Author(s): Ken Willette. Published on March 1, 2018.

Taking Up

A former fire chief bids NFPA adieu, and issues a call for vigilance on the problems of firefighter cancer and behavioral health

Firefighters use the term “taking up” to describe the process they follow when a fire is over, when it’s time to repack the hose, return the equipment to its proper place, and get the company back in service for the next call. After serving 35 years in the fire service and eight more at NFPA, it’s now my time to take up into retirement. This is my last column for NFPA Journal, and I want to close with a look at what I consider to be the most important issues facing firefighters today: cancer and behavioral health.

I’ll never forget the day about 20 years ago when one of my closest shift mates told me he had cancer. Guido had just returned to the firehouse after recuperating for several weeks following an off-duty accident, and as he walked across the apparatus floor I could see that he was troubled. When I asked him what was up, Guido said three words I’ll never forget: “Kenny, I’m dying.” Guido gave it his all and fought as hard and for as long as he possibly could. Less than two years later, though, we hoisted him on top of Engine 1 and carried him to his final resting place.

Here’s another moment I’ll never forget. About five years into my career, I disobeyed an order by refusing an assignment as the jump seat rider in the engine I was assigned to, because the driver reported for duty under the influence of alcohol. This firefighter was the best driver/operator on our crew, but the job had taken a psychological toll. Fifteen years before, he’d responded to a fire where three young children were trapped and could not be rescued, and the event had left a lasting mark on him. His struggle with alcohol was known in the department, but no one had refused to ride with him until that night. Within 20 minutes, he was sent home and directed to meet with the chief the next morning.
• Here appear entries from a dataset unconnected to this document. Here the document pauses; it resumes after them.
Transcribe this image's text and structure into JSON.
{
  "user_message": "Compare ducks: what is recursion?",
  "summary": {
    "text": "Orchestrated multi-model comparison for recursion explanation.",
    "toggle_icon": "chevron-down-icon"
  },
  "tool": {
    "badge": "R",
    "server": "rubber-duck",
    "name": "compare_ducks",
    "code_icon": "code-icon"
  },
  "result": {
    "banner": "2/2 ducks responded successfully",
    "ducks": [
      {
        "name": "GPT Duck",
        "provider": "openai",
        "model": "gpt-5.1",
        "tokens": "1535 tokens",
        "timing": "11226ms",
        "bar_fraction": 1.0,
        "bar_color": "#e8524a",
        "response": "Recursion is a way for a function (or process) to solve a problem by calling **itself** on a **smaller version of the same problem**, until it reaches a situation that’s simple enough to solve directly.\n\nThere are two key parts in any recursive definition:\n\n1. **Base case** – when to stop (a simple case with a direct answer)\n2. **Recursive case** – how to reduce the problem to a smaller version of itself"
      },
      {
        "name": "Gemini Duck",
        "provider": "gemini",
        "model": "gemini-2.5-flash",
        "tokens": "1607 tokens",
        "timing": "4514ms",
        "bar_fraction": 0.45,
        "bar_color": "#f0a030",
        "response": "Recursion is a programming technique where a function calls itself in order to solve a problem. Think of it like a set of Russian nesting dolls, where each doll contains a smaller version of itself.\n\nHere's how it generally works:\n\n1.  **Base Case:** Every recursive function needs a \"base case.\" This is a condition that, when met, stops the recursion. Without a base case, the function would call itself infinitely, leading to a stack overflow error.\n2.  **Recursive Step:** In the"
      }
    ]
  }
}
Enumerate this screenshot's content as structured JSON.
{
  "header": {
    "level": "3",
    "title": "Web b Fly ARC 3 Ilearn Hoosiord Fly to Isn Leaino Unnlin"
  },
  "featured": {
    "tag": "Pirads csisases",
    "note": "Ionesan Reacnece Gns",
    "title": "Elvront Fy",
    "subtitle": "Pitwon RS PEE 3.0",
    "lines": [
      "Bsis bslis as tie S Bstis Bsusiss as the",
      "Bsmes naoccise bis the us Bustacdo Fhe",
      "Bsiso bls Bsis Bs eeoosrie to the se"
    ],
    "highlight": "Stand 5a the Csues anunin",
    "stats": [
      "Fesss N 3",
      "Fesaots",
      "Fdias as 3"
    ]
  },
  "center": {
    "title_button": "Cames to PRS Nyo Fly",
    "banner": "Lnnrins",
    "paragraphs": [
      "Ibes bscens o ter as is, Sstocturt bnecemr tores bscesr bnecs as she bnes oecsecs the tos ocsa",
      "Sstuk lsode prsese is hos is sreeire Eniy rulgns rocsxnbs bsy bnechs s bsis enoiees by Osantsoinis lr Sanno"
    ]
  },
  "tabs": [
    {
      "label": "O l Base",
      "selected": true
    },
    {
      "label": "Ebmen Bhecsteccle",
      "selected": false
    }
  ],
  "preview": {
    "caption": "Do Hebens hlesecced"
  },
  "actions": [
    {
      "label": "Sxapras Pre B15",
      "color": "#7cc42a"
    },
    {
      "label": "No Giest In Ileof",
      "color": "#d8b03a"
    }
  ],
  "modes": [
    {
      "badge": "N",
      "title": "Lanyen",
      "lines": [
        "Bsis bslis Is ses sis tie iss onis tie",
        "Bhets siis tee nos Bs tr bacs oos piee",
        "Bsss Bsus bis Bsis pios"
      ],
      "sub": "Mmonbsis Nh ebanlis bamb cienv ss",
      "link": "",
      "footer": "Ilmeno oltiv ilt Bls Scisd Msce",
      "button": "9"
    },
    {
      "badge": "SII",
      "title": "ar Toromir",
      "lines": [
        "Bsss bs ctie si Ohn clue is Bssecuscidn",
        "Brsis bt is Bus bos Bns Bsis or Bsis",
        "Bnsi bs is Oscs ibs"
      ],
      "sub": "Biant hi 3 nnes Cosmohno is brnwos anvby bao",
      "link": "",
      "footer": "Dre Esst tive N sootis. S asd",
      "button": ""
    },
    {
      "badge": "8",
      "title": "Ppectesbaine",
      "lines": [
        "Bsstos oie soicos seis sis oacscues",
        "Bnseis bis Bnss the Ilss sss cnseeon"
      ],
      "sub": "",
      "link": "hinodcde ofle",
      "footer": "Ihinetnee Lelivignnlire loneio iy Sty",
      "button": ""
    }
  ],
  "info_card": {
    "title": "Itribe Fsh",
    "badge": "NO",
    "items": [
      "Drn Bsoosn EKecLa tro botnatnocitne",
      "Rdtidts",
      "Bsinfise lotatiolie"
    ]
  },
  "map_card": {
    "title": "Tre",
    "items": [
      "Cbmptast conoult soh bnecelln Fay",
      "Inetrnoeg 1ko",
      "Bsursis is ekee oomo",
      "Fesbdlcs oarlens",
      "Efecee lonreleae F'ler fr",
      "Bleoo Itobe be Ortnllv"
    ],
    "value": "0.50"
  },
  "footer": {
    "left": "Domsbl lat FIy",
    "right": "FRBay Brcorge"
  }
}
What followed was a concerted effort by the department and others to help him remain sober until his retirement several years later.

I share these stories because, after my 43-year journey, I’ve learned that the success of the fire service is about the firefighters themselves—we are only as successful as the abilities of the individual members of our small units and company operations. If we do not manage post-traumatic stress and limit occupational exposure to carcinogens to keep our people safe and healthy, we risk losing our most critical assets. Organizations like NFPA, the International Association of Fire Fighters, and fire service leaders have a responsibility to take action to protect our firefighters, but we also need firefighters to be willing to accept responsibility for their behavior by maintaining proficiency in their craft and adherence to best practices.

We all have a responsibility to speak up and help if we see a comrade suffering from drug addiction, post-traumatic stress disorder, or other behavioral health issues. Every firefighter has a personal responsibility to themselves, their families, and their departments to limit their exposure to the toxic substances swirling in the environment during and after a fire.

When I was elected president of the Fire Chiefs Association of Massachusetts, I thought it was the capstone event of my career—the position offered me a chance to advocate for public safety funding and issues before the governor and leaders of the state Senate and House of Representatives. But joining NFPA and becoming involved in these important national and global fire service discussions has eclipsed it. It has been a privilege and an honor to have met thousands of responders, hear their stories, and work to have their voices heard.

I hope your fire service journey is as blessed as mine has been. Safe travels!

KEN WILLETTE is fire service segment director at NFPA.